Akurat uważam, że finałowe starcie to niemal majstersztyk. Odkladajac trochę niedociągnięć i pogubienie się scenarzystów z marginesem mocy bohaterów(Thor z dwoma młotami dostaje po dupie od Thanosa bez kamieni) to jest tam wszystko - gagi, dynamika, dramaturgia, każdy z ważniejszych bohaterów chociaż z kilkoma chwilami na ekranie. Akurat finałowe starcie IMO jest dużo lepsze niż w IW, chociaż jako całokształt Infinity War jednak stawiam wyżej.
Byc moze sie myle, ale wielki antman gdzies szybko ulotnil sie :) Problem naturalnie jest z wywazeniem mocy superbohaterow.
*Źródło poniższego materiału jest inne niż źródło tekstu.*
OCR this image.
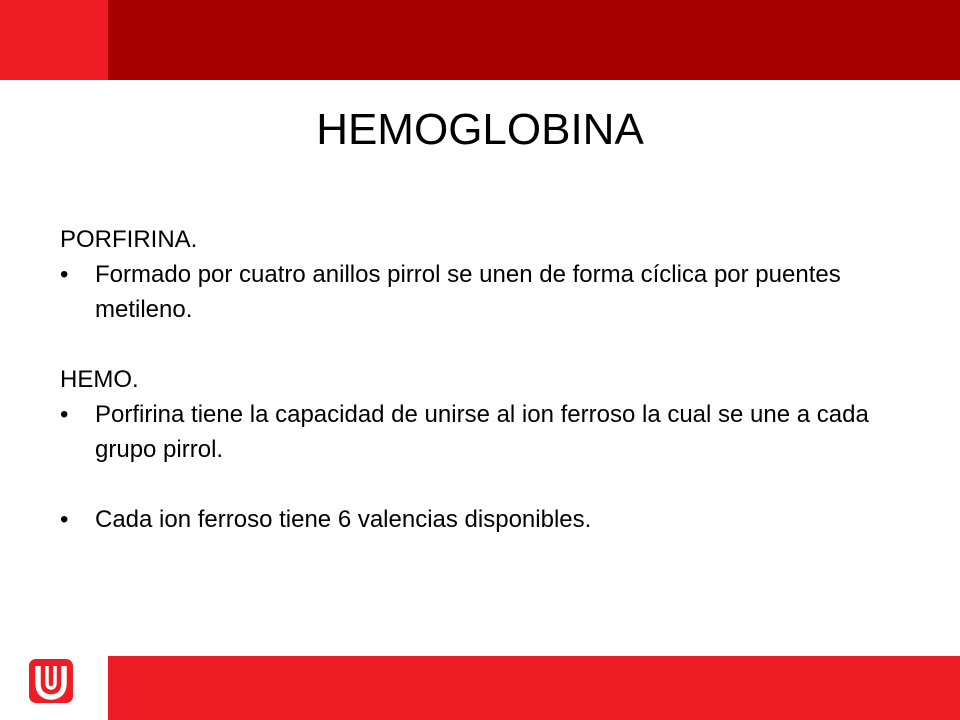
HEMOGLOBINA

PORFIRINA.

• Formado por cuatro anillos pirrol se unen de forma cíclica por puentes metileno.

HEMO.

• Porfirina tiene la capacidad de unirse al ion ferroso la cual se une a cada grupo pirrol.

• Cada ion ferroso tiene 6 valencias disponibles.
Ponoc wiedzma pokonalaby Thanosa czy cos, no to dlaczego w poprzedniej czesci nie wziela sie za Thanosa od razu:)
Thanos trzymal się tyle samo co z kamieniami. Scarlett powinna go rozjebać w sekundę,
Nie przekonuje mnie to. To samo pisali, że Thanos mial zbroję i dlatego Hulk przegrał w IW. Nie czytam komiksów, ale yyy znawcy twierdzą, że normalnie Hulk powinien rozczłonkować Thanosa. Ale nie czepiam się, bo to nie to samo co komiksy, które i tak sa same w sobie dość umowne.